Por: Ángel Valenzuela
Twitter: @MetaFicticio
Siempre fui un llorón. De niño era posible provocar mi llanto con sólo lanzarme una mirada amenazante. Aunque siendo justo, debo decir que también era posible hacerme reír con un trozo de papel y una pluma. De cierto modo, estaba marcado por la escritura mucho antes de aprender a escribir. Solía andar por la casa de la abuela, libreta en mano, copiando las letras de las publicidades o los electrodomésticos. Libros no había en casa. Luego recortaba las palabras que formaba para guardarlas en una caja de cartón.
Un día la caja se llenó y quise hallarle un escondite. Entonces trepé a la morera que crecía frente a la casa y la guardé entre sus ramas. Al día siguiente llovió y no quedó gran cosa de la caja. Naturalmente, como el buen niñato llorón que siempre fui, lloré. Nada debería tener la capacidad de destruir los tesoros de infancia.
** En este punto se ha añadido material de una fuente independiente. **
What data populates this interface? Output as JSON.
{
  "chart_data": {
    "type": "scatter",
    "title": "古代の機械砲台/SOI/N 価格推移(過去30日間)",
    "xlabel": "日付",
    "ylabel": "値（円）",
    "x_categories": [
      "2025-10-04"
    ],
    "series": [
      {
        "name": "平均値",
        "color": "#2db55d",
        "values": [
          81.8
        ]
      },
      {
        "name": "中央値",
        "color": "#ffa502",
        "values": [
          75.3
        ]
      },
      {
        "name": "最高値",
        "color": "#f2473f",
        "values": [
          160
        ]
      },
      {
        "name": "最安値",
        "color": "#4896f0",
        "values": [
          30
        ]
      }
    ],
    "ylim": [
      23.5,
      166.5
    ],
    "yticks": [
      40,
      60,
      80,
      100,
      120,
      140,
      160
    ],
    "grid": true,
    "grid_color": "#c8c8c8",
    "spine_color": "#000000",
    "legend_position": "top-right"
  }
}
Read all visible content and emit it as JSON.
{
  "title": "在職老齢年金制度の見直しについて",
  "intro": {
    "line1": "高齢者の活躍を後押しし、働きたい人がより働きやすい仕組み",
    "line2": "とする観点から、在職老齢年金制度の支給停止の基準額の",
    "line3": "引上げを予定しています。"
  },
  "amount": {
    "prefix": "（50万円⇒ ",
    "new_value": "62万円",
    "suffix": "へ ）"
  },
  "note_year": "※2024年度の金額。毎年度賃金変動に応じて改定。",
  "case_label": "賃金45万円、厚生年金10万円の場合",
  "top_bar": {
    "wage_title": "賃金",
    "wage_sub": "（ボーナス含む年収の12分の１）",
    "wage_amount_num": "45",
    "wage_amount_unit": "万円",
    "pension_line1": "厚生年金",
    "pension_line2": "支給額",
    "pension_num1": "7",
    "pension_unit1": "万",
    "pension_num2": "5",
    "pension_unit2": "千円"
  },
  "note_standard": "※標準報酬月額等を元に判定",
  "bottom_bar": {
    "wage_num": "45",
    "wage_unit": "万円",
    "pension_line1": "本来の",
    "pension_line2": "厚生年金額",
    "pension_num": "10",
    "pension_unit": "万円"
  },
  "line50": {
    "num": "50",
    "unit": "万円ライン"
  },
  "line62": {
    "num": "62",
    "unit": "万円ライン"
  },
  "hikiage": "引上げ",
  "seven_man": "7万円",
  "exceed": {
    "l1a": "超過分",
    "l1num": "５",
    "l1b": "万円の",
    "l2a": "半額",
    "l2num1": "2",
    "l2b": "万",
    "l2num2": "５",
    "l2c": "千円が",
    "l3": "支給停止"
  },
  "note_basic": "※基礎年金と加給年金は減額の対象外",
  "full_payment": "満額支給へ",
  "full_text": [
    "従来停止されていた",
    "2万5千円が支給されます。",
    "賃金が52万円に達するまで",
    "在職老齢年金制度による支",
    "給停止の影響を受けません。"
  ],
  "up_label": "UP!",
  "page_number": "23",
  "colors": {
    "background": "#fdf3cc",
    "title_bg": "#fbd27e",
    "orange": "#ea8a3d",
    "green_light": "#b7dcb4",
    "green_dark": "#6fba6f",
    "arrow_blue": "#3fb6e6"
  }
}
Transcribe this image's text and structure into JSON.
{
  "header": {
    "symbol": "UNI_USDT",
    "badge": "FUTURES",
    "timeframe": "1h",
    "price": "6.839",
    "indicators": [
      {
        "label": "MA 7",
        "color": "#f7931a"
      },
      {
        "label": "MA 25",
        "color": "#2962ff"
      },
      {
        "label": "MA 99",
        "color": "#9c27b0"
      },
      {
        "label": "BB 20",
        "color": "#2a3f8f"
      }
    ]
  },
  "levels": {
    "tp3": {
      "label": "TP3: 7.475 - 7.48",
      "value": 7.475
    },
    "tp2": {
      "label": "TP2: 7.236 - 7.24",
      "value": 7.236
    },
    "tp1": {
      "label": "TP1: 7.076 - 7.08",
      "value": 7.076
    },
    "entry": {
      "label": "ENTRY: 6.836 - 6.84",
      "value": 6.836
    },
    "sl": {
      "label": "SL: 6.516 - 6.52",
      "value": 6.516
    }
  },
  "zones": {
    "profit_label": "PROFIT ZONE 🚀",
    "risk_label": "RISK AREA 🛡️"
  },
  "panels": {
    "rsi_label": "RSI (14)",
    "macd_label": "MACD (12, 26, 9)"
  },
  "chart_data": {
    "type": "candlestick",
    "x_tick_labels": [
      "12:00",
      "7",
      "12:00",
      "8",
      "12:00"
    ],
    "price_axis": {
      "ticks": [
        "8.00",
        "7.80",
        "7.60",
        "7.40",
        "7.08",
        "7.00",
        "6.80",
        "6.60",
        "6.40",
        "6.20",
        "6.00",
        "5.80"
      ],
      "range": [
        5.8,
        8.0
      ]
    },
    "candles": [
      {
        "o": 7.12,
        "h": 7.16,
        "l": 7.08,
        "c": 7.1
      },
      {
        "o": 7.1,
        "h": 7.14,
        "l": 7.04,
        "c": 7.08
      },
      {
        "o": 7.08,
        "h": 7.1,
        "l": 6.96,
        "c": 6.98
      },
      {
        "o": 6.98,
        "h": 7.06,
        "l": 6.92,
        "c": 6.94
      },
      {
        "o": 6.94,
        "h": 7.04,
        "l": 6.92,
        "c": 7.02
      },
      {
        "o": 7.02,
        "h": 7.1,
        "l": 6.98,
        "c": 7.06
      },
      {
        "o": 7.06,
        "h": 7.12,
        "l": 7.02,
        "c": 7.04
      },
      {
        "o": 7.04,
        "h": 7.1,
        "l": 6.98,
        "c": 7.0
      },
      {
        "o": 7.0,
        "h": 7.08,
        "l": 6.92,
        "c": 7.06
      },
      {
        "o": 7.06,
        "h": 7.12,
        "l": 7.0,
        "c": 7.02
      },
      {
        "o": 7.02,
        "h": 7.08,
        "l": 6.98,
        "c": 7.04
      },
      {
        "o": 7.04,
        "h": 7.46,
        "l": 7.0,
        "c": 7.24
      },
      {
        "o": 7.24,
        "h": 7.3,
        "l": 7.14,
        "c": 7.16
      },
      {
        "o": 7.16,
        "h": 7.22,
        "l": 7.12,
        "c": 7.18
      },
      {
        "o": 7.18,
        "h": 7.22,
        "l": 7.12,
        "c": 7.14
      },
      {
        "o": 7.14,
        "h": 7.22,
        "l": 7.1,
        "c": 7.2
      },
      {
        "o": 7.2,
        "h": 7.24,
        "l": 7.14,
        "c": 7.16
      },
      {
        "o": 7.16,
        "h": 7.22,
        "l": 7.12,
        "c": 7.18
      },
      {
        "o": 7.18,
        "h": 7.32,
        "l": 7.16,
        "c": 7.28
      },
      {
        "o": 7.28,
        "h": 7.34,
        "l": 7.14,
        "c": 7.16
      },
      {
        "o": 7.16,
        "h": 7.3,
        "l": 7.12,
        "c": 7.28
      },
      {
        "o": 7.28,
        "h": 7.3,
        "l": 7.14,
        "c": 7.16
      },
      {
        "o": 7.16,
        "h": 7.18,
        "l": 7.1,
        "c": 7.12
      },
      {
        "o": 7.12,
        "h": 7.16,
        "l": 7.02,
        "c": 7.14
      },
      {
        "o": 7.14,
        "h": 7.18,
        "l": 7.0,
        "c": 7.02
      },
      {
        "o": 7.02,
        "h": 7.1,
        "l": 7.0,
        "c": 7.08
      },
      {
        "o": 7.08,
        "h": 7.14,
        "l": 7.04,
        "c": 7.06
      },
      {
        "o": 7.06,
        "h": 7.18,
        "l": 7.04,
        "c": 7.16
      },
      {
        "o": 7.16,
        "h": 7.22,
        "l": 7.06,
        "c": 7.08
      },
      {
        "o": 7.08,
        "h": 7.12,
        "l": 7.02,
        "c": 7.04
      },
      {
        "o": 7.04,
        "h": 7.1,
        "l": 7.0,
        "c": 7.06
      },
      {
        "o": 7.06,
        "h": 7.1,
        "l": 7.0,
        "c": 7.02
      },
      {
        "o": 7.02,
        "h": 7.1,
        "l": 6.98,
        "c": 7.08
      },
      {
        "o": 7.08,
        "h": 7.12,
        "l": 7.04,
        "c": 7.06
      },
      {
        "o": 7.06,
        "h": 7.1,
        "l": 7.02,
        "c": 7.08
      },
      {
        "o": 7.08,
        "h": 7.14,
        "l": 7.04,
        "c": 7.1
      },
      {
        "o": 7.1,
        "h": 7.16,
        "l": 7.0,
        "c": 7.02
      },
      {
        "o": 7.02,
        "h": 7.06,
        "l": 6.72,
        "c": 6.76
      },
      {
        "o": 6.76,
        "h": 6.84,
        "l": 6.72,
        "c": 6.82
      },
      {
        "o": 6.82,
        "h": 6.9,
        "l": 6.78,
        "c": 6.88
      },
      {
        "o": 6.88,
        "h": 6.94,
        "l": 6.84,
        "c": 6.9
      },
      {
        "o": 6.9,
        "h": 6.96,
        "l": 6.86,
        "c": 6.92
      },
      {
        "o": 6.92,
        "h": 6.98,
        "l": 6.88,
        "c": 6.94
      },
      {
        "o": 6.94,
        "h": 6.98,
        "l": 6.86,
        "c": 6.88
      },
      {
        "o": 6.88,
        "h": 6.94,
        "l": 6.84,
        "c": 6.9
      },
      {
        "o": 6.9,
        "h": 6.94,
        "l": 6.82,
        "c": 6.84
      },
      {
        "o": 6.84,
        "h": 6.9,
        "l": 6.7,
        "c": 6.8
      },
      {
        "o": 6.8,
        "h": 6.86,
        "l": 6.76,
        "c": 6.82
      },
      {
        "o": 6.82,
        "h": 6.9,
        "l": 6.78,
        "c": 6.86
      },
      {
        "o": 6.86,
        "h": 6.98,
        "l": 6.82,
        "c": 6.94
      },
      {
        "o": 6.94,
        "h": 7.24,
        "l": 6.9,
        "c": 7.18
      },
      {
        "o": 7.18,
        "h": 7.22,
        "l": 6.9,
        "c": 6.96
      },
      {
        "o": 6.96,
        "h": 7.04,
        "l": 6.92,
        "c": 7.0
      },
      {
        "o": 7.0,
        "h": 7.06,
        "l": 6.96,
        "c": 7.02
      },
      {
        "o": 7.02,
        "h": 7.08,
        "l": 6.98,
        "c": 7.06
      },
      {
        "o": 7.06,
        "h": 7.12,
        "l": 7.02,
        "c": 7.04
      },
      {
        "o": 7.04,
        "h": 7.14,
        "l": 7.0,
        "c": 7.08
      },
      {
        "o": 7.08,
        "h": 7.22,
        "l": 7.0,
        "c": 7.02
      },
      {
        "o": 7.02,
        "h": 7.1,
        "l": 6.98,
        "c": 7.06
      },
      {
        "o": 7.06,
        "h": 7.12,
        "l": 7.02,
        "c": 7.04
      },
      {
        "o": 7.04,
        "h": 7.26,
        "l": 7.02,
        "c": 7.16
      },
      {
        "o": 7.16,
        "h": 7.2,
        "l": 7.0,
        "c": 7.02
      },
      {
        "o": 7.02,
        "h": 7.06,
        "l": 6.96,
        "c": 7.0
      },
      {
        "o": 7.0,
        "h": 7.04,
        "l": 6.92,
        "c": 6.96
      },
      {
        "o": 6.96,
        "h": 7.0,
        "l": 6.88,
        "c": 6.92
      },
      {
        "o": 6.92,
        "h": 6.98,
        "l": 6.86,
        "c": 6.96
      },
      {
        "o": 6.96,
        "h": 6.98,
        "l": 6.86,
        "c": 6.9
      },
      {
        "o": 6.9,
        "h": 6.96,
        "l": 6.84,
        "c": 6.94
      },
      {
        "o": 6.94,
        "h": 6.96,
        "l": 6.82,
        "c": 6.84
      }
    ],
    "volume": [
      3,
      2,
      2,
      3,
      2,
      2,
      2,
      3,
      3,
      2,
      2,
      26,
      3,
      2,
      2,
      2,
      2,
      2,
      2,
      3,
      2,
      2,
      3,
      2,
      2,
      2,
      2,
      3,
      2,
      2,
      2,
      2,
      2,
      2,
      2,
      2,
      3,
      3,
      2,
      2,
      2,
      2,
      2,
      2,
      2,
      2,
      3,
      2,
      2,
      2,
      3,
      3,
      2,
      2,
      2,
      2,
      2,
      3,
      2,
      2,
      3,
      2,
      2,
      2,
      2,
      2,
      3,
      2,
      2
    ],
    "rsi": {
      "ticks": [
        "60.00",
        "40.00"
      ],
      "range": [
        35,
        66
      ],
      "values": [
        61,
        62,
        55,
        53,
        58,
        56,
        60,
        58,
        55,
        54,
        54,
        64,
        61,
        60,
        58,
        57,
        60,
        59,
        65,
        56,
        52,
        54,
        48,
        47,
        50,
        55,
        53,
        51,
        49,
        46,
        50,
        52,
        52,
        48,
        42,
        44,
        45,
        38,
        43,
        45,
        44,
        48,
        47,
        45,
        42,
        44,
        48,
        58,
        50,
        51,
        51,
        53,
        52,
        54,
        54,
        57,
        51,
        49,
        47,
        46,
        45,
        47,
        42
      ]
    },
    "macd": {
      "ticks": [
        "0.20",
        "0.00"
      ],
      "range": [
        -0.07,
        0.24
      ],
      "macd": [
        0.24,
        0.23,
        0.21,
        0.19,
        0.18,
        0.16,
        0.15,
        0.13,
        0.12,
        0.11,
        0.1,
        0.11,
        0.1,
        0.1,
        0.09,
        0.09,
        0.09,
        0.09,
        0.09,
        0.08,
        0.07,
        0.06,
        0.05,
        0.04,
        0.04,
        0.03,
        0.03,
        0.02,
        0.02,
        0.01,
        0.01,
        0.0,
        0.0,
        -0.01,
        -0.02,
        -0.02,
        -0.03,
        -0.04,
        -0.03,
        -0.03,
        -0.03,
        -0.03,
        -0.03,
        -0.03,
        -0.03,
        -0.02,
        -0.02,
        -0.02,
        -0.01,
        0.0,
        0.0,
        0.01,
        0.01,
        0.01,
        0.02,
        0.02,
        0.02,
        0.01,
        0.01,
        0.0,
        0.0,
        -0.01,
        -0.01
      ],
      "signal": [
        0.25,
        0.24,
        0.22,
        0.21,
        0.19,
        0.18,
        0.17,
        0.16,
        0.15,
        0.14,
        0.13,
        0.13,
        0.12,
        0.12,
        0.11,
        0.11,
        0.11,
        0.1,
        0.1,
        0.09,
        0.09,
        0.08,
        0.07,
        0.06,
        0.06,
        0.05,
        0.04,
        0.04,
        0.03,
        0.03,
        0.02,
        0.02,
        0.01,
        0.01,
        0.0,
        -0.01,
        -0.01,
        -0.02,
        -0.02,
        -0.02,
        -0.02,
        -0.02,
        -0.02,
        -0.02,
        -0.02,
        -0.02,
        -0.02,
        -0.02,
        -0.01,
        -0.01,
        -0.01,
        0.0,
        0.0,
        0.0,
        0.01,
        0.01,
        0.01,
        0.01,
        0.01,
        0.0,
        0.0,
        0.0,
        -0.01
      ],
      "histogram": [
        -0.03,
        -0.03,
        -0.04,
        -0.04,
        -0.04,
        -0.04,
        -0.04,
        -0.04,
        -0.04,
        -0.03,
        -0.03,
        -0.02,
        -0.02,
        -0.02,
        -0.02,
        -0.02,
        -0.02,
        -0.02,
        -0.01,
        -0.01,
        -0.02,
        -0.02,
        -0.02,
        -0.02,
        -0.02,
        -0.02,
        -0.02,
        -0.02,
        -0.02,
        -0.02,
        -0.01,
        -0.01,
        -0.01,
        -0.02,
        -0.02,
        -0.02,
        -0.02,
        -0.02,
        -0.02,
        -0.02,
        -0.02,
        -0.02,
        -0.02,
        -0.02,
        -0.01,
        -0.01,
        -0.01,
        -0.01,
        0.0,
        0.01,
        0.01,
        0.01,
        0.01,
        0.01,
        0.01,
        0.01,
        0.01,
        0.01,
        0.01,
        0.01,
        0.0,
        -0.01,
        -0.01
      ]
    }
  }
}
A veces me pregunto si ese niño vivirá aún dentro de mí, ese niño frágil. Uno crece y en algún momento los golpes terminan por romperle. Pero, de vez en vez, cuando miro una libreta, una pluma fuente o una máquina de escribir —cualquier artefacto para preservar el lenguaje— me parece verlo asomar por mis ojos. Luego caigo en la cuenta de que sólo es su recuerdo perpetuado en mi mirada. Uno podría seguir viviendo en ese niño si un adulto jamás lo hubiese roto. Luego, de mayor, se empeña en encontrar a alguien que junte los fragmentos. Más valdría entender que nadie lo hará por uno.
Nadie te va a restaurar sino tú mismo.